En France, l’œuvre, qui a obtenu le prix du meilleur scénario au festival international du film de Shangai, paraîtra directement en DVD et Blu-ray le 26 novembre prochain (ESC Editions).

Que représente la guerre d’Afghanistan pour un Russe ?

La guerre d’Afghanistan est pour un Russe ce que la guerre d’Algérie est pour un Français. C’est peut-être même pire encore, parce que cette guerre fut difficile à expliquer : il n’y avait pas de liens entre nos deux pays, comme il y en eut longtemps entre la France et l’Algérie. Notre défaite durant la guerre d’Afghanistan a conduit à la chute de l’Union soviétique. Moins d’un an après la sortie des troupes russes du pays afghan, un des actes forts de Gorbatchov pour la perestroïka, le mur de Berlin déjà tombait.

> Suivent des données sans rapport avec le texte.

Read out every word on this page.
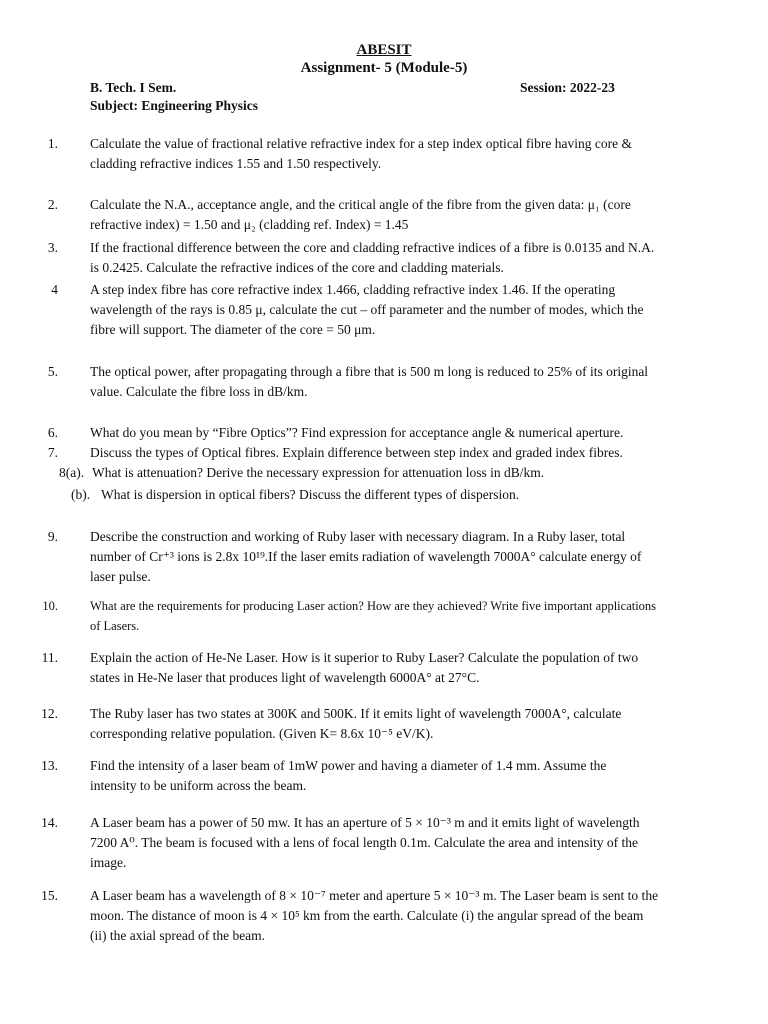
ABESIT
Assignment- 5 (Module-5)
B. Tech. I Sem.	Session: 2022-23
Subject: Engineering Physics
1. Calculate the value of fractional relative refractive index for a step index optical fibre having core &
cladding refractive indices 1.55 and 1.50 respectively.
2. Calculate the N.A., acceptance angle, and the critical angle of the fibre from the given data: μ₁ (core
refractive index) = 1.50 and μ₂ (cladding ref. Index) = 1.45
3. If the fractional difference between the core and cladding refractive indices of a fibre is 0.0135 and N.A.
is 0.2425. Calculate the refractive indices of the core and cladding materials.
4 A step index fibre has core refractive index 1.466, cladding refractive index 1.46. If the operating
wavelength of the rays is 0.85 μ, calculate the cut – off parameter and the number of modes, which the
fibre will support. The diameter of the core = 50 μm.
5. The optical power, after propagating through a fibre that is 500 m long is reduced to 25% of its original
value. Calculate the fibre loss in dB/km.
6. What do you mean by “Fibre Optics”? Find expression for acceptance angle & numerical aperture.
7. Discuss the types of Optical fibres. Explain difference between step index and graded index fibres.
8(a). What is attenuation? Derive the necessary expression for attenuation loss in dB/km.
(b). What is dispersion in optical fibers? Discuss the different types of dispersion.
9. Describe the construction and working of Ruby laser with necessary diagram. In a Ruby laser, total
number of Cr⁺³ ions is 2.8x 10¹⁹.If the laser emits radiation of wavelength 7000A° calculate energy of
laser pulse.
10.	What are the requirements for producing Laser action? How are they achieved? Write five important applications
of Lasers.
11. Explain the action of He-Ne Laser. How is it superior to Ruby Laser? Calculate the population of two
states in He-Ne laser that produces light of wavelength 6000A° at 27°C.
12. The Ruby laser has two states at 300K and 500K. If it emits light of wavelength 7000A°, calculate
corresponding relative population. (Given K= 8.6x 10⁻⁵ eV/K).
13. Find the intensity of a laser beam of 1mW power and having a diameter of 1.4 mm. Assume the
intensity to be uniform across the beam.
14. A Laser beam has a power of 50 mw. It has an aperture of 5 × 10⁻³ m and it emits light of wavelength
7200 A⁰. The beam is focused with a lens of focal length 0.1m. Calculate the area and intensity of the
image.
15. A Laser beam has a wavelength of 8 × 10⁻⁷ meter and aperture 5 × 10⁻³ m. The Laser beam is sent to the
moon. The distance of moon is 4 × 10⁵ km from the earth. Calculate (i) the angular spread of the beam
(ii) the axial spread of the beam.
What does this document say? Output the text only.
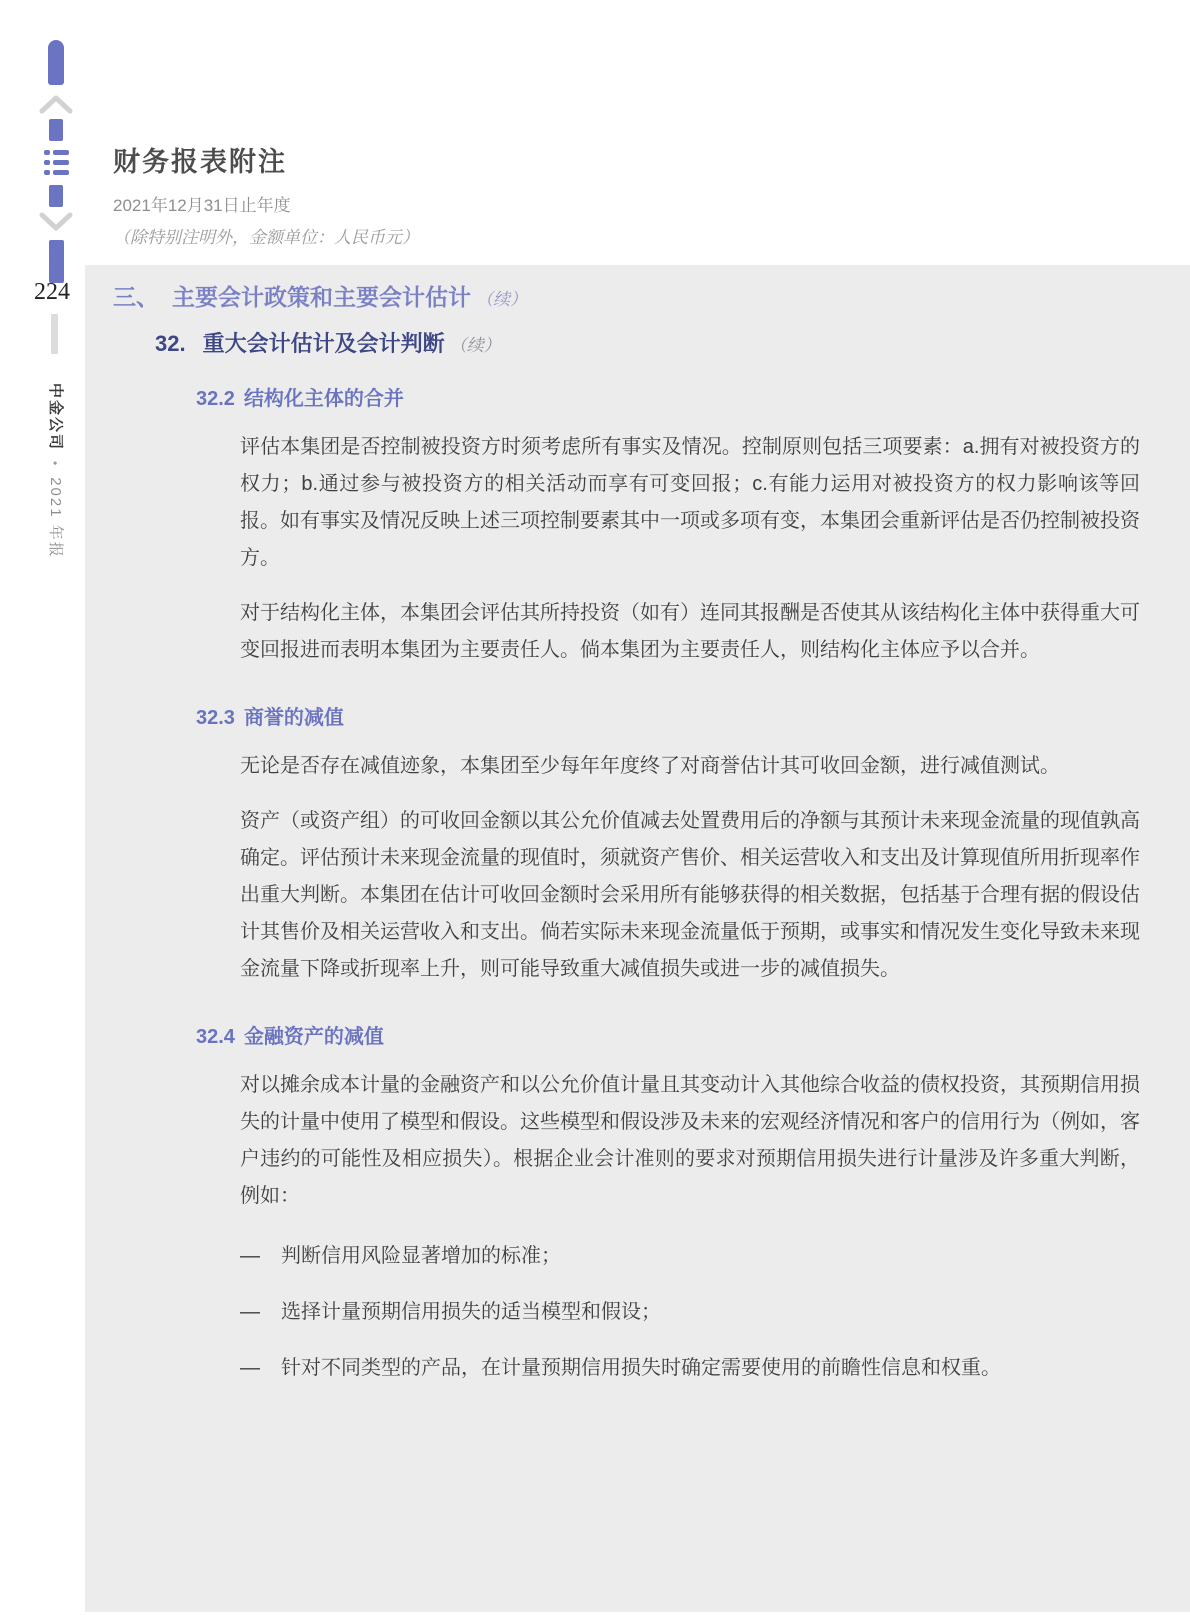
224
中金公司•2021 年报
财务报表附注
2021年12月31日止年度
（除特别注明外，金额单位：人民币元）
三、 主要会计政策和主要会计估计 （续）
32. 重大会计估计及会计判断 （续）
32.2 结构化主体的合并

评估本集团是否控制被投资方时须考虑所有事实及情况。控制原则包括三项要素：a.拥有对被投资方的权力；b.通过参与被投资方的相关活动而享有可变回报；c.有能力运用对被投资方的权力影响该等回报。如有事实及情况反映上述三项控制要素其中一项或多项有变，本集团会重新评估是否仍控制被投资方。

对于结构化主体，本集团会评估其所持投资（如有）连同其报酬是否使其从该结构化主体中获得重大可变回报进而表明本集团为主要责任人。倘本集团为主要责任人，则结构化主体应予以合并。

32.3 商誉的减值

无论是否存在减值迹象，本集团至少每年年度终了对商誉估计其可收回金额，进行减值测试。

资产（或资产组）的可收回金额以其公允价值减去处置费用后的净额与其预计未来现金流量的现值孰高确定。评估预计未来现金流量的现值时，须就资产售价、相关运营收入和支出及计算现值所用折现率作出重大判断。本集团在估计可收回金额时会采用所有能够获得的相关数据，包括基于合理有据的假设估计其售价及相关运营收入和支出。倘若实际未来现金流量低于预期，或事实和情况发生变化导致未来现金流量下降或折现率上升，则可能导致重大减值损失或进一步的减值损失。

32.4 金融资产的减值

对以摊余成本计量的金融资产和以公允价值计量且其变动计入其他综合收益的债权投资，其预期信用损失的计量中使用了模型和假设。这些模型和假设涉及未来的宏观经济情况和客户的信用行为（例如，客户违约的可能性及相应损失）。根据企业会计准则的要求对预期信用损失进行计量涉及许多重大判断，例如：

—	判断信用风险显著增加的标准；
—	选择计量预期信用损失的适当模型和假设；
—	针对不同类型的产品，在计量预期信用损失时确定需要使用的前瞻性信息和权重。
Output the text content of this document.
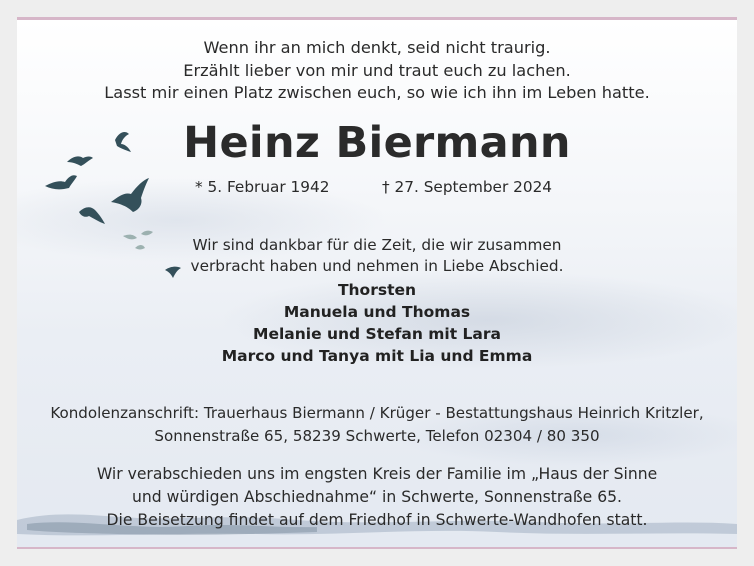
Wenn ihr an mich denkt, seid nicht traurig.
Erzählt lieber von mir und traut euch zu lachen.
Lasst mir einen Platz zwischen euch, so wie ich ihn im Leben hatte.
Heinz Biermann
* 5. Februar 1942	† 27. September 2024
Wir sind dankbar für die Zeit, die wir zusammen
verbracht haben und nehmen in Liebe Abschied.
Thorsten
Manuela und Thomas
Melanie und Stefan mit Lara
Marco und Tanya mit Lia und Emma
Kondolenzanschrift: Trauerhaus Biermann / Krüger - Bestattungshaus Heinrich Kritzler,
Sonnenstraße 65, 58239 Schwerte, Telefon 02304 / 80 350
Wir verabschieden uns im engsten Kreis der Familie im „Haus der Sinne
und würdigen Abschiednahme“ in Schwerte, Sonnenstraße 65.
Die Beisetzung findet auf dem Friedhof in Schwerte-Wandhofen statt.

Pourquoi avoir choisi de raconter l’histoire de ce retrait historique avec l’épisode de l’enlèvement d’un fils de général et le passage des troupes russes au col de Salang ?

Ce qui est intéressant, c’est de montrer comment on sort du pays, pas comment on y entre. Une entrée passe toujours par des fanfares, des tambours… L’épisode montre bien comment on est sorti du pays avec un sentiment de défaite, comment il est stupide de mourir alors que la guerre est déjà finie.

Votre lucidité sur la guerre russe en Afghanistan a provoqué de nombreuses oppositions en Russie, ainsi que des tentatives de censure…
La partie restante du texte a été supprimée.